TRA 50 ANNI CENTENARI TRIPLICATI
Èstato detto molto argutamente che il futuro è interessante perché passeremo lì il resto della vita. Ciò è tanto più vero per le previsioni demografiche, cioè su quanti e come saremo nei prossimi anni. Ed è quello che ha fatto l’Istat, cimentandosi in previsioni che allargassero lo sguardo fino al lontano, lontanissimo 2065. Una data talmente sperduta nel futuro da apparire quasi fantascientifica, ma comunque in grado di fornire qualche sguardo sulla popolazione che verrà.
Stiamo al Veneto. Per prima cosa tra mezzo secolo saremo un po’ più numerosi, per cui la popolazione sfonderà i 5 milioni e avremo circa 300 mila abitanti in più. Ma dove il mutamento sarà esplosivo non è nella quantità ma nella composizione della popolazione. Due soli dati sono esplicativi al riguardo: i centenari, che oggi in Veneto sono circa 1.200, tra cinquant’anni saranno più che triplicati.
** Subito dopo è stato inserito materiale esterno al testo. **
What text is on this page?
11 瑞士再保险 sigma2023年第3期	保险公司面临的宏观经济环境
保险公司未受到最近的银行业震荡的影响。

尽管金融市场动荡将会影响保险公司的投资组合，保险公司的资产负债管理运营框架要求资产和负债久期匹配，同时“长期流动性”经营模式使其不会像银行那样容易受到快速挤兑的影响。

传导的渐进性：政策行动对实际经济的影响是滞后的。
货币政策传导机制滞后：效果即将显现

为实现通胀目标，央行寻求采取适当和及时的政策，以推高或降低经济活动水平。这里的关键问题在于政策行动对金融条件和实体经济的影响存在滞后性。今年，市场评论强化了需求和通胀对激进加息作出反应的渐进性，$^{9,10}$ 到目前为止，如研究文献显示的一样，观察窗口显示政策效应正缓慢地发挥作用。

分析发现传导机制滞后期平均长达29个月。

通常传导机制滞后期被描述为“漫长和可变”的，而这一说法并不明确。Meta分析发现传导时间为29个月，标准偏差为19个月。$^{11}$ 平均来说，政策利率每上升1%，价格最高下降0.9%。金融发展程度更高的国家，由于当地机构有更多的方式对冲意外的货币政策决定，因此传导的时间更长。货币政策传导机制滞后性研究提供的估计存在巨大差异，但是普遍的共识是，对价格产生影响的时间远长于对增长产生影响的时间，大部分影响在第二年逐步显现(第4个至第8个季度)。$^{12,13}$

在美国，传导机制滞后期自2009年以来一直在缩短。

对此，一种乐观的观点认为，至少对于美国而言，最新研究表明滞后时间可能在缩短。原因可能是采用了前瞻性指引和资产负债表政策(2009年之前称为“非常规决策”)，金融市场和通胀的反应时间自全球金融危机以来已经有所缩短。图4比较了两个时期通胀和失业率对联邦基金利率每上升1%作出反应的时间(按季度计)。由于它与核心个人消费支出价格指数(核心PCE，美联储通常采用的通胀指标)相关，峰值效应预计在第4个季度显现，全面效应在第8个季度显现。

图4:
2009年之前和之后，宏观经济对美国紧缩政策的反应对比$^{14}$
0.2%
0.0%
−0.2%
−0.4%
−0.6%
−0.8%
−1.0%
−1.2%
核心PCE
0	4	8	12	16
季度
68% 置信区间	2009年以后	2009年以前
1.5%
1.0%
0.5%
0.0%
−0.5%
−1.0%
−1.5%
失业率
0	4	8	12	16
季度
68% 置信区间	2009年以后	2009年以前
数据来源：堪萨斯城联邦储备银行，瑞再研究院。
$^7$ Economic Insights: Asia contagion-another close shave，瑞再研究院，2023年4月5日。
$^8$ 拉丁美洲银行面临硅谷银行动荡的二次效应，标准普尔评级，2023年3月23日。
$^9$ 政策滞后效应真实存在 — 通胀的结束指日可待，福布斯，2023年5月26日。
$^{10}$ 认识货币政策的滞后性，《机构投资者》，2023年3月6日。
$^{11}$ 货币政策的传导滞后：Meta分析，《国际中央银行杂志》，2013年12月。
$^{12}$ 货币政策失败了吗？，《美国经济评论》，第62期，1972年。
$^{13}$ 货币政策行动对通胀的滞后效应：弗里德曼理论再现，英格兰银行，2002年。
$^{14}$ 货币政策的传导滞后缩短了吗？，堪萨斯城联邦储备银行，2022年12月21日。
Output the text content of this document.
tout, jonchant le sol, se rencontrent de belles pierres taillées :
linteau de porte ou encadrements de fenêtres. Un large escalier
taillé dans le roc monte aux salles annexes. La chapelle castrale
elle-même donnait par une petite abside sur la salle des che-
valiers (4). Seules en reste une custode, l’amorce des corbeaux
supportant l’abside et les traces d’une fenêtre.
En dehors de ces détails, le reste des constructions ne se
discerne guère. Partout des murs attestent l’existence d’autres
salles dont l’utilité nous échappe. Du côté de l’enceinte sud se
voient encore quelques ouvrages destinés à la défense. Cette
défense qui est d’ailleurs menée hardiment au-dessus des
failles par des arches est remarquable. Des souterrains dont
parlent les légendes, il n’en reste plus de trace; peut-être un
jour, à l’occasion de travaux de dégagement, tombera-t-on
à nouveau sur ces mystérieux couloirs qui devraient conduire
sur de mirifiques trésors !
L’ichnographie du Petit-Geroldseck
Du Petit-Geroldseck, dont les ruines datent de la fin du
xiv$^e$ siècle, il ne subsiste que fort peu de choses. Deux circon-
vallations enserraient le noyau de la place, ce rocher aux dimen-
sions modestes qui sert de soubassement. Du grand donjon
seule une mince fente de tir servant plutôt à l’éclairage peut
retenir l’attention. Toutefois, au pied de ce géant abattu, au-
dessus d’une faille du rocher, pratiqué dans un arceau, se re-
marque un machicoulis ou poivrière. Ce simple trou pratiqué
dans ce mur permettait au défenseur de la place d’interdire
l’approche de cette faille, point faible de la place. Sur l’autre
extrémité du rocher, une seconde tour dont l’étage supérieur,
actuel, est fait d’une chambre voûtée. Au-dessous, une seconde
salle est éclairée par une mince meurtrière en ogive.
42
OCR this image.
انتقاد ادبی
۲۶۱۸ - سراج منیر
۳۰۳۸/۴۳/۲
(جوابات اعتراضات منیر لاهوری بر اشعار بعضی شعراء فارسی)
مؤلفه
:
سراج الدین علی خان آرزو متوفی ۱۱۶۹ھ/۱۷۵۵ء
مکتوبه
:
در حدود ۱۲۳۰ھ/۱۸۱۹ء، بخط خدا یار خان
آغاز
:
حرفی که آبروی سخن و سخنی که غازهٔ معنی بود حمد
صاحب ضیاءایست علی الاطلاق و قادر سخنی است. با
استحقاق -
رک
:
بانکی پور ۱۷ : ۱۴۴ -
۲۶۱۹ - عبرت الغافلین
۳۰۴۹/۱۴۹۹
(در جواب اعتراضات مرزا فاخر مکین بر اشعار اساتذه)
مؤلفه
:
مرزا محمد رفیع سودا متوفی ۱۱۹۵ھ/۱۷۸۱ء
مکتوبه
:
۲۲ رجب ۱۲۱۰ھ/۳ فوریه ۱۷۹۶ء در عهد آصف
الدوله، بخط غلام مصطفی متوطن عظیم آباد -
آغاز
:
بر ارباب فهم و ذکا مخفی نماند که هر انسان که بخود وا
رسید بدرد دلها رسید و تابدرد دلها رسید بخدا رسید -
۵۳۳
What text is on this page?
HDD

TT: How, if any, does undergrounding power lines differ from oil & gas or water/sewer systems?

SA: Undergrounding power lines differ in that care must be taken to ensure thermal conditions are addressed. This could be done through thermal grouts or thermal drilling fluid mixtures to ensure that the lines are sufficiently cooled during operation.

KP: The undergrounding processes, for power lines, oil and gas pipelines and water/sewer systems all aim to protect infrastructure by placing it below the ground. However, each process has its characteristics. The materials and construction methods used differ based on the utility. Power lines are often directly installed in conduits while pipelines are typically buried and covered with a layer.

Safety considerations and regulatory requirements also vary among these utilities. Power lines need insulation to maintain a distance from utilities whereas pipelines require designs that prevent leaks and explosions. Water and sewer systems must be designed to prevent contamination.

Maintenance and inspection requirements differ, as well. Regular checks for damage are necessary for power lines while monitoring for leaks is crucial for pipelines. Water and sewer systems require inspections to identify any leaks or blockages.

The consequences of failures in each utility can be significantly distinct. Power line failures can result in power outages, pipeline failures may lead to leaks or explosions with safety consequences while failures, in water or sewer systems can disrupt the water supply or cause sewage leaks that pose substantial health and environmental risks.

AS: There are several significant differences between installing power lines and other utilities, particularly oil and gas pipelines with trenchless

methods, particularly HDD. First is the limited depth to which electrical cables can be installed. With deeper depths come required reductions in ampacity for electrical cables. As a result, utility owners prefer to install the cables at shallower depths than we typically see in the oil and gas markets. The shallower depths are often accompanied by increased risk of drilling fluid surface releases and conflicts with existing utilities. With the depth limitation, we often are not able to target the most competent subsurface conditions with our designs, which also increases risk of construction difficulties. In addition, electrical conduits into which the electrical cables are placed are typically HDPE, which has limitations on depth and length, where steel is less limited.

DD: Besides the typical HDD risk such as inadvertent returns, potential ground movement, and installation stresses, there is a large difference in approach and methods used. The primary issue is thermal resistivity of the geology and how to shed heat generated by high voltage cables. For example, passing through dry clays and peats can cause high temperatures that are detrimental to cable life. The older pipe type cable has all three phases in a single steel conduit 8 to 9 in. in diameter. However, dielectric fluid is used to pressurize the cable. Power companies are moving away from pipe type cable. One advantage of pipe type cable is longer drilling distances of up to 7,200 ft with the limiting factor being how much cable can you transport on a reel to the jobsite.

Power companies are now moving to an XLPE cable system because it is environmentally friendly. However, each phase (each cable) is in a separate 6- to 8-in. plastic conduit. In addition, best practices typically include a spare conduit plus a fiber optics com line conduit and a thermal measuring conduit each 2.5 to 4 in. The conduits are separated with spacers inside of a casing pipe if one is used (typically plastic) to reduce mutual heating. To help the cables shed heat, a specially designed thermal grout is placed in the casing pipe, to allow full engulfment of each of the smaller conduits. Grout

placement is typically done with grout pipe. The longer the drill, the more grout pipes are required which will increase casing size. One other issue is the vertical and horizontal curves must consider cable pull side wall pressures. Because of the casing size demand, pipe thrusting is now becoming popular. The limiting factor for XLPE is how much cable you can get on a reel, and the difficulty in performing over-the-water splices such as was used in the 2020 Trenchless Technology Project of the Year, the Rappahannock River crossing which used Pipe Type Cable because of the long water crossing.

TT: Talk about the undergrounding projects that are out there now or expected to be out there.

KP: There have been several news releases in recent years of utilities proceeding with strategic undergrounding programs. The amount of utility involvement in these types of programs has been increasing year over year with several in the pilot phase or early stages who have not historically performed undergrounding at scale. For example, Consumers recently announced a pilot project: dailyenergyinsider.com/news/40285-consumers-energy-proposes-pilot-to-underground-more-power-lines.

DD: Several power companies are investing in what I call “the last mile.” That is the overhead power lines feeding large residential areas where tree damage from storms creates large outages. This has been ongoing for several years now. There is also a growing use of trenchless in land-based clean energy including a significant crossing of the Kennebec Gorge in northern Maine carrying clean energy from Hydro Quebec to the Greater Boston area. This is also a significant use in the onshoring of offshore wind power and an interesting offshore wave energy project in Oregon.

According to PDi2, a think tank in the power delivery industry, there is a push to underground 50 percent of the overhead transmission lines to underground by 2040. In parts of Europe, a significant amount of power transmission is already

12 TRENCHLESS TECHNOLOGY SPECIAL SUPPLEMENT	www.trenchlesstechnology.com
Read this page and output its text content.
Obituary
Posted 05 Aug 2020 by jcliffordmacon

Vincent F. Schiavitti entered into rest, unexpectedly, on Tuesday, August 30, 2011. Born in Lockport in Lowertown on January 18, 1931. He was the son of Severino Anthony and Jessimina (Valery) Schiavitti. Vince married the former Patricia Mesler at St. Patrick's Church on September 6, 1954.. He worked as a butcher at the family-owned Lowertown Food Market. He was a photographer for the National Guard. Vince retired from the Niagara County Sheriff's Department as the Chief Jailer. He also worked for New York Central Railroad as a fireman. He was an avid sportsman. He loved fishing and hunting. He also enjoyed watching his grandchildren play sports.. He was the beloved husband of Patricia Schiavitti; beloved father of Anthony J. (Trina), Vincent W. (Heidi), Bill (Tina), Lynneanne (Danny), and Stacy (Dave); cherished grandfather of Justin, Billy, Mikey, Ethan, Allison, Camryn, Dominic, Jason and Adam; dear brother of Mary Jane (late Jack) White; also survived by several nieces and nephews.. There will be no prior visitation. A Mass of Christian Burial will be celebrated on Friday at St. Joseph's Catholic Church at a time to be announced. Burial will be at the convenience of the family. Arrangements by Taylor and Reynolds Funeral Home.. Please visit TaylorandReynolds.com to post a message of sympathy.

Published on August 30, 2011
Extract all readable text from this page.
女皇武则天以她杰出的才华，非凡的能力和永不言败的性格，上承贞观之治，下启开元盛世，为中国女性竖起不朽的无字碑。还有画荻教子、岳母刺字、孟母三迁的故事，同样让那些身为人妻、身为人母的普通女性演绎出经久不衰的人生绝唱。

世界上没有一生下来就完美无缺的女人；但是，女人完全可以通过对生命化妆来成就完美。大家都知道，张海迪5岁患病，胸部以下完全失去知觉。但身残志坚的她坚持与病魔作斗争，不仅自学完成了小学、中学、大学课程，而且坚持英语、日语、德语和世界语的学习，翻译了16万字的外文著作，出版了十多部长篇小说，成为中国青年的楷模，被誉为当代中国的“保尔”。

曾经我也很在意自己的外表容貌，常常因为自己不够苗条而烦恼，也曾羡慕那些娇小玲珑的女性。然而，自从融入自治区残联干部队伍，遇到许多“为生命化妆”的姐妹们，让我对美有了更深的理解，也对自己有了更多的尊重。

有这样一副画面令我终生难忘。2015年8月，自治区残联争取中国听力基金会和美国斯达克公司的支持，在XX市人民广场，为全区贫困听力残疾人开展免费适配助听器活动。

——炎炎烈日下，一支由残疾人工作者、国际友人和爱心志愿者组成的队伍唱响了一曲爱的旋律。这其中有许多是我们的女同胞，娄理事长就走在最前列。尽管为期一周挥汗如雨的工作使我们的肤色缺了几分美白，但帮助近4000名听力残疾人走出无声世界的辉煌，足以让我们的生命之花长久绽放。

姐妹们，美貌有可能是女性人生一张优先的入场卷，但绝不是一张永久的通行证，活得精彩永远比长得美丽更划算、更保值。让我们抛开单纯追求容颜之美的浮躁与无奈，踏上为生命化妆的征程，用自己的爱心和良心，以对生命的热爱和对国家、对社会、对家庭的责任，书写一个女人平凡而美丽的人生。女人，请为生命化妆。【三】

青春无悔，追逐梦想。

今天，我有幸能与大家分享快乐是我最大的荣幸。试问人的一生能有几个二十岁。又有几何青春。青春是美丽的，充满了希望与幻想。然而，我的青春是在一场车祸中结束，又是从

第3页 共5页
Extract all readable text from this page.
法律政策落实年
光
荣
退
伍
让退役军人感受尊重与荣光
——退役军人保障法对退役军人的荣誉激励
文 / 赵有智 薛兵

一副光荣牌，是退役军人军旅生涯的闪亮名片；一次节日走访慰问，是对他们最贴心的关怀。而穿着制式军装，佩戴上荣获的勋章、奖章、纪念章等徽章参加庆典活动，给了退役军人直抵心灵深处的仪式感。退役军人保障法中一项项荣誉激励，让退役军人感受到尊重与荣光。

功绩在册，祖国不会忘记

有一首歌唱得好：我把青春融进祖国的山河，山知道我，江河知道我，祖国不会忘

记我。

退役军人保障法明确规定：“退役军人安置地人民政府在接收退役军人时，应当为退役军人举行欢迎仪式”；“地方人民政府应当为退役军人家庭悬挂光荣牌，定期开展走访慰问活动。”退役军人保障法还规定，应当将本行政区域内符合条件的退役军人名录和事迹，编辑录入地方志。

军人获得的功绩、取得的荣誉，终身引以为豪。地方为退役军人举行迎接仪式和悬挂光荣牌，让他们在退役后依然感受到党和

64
Se crescono i centenari, è ovvio che segue anche la massa della popolazione anziana: infatti gli ultrasessantacinquenni (a cui comunque è sempre più anacronistico affibbiare l’epiteto di anziani) diverranno addirittura un terzo della popolazione veneta mentre gli ultraottantacinquenni arriveranno a esserne un decimo. Anche se il vento della longevità continuerà a soffiare – come si spera, piacevole ma non scontata tendenza – dopo la metà del secolo il numero degli anziani calerà naturalmente.
Infatti concluderanno la loro pur longeva vita le numerose generazioni nate negli anni cinquanta e sessanta, i nati nel periodo del cosiddetto baby boom. Qualcosa potrebbe muoversi sul fronte delle nascite, se – come prevede l’Istat – il numero di figli per donna passasse da 1,3 a 1,6, un numero comunque del tutto insufficiente per rilanciare la macchina della demografia regionale, da decenni col freno a mano tirato. Infatti la popolazione giovane – quella da zero a 14 anni - arriverà ad essere solo il 12% della popolazione veneta, una percentuale che sarà di un terzo rispetto a quella degli ultrasessantacinquenni.
Lo squilibrio generazionale è evidente nell’indice di vecchiaia: se oggi ogni cento giovani ci sono 168 anziani, domani, dopo la metà di questo secolo, il rapporto sarà di cento a 284. Cioè quasi tre anziani per un giovane. Certamente la longevità è una conquista meravigliosa, ma una società non vive di sola longevità: vive soprattutto di nascite, un regalo di futuro che va pensato non solo come bene privato (della coppia) ma come bene collettivo. Con tutti i riconoscimenti che merita.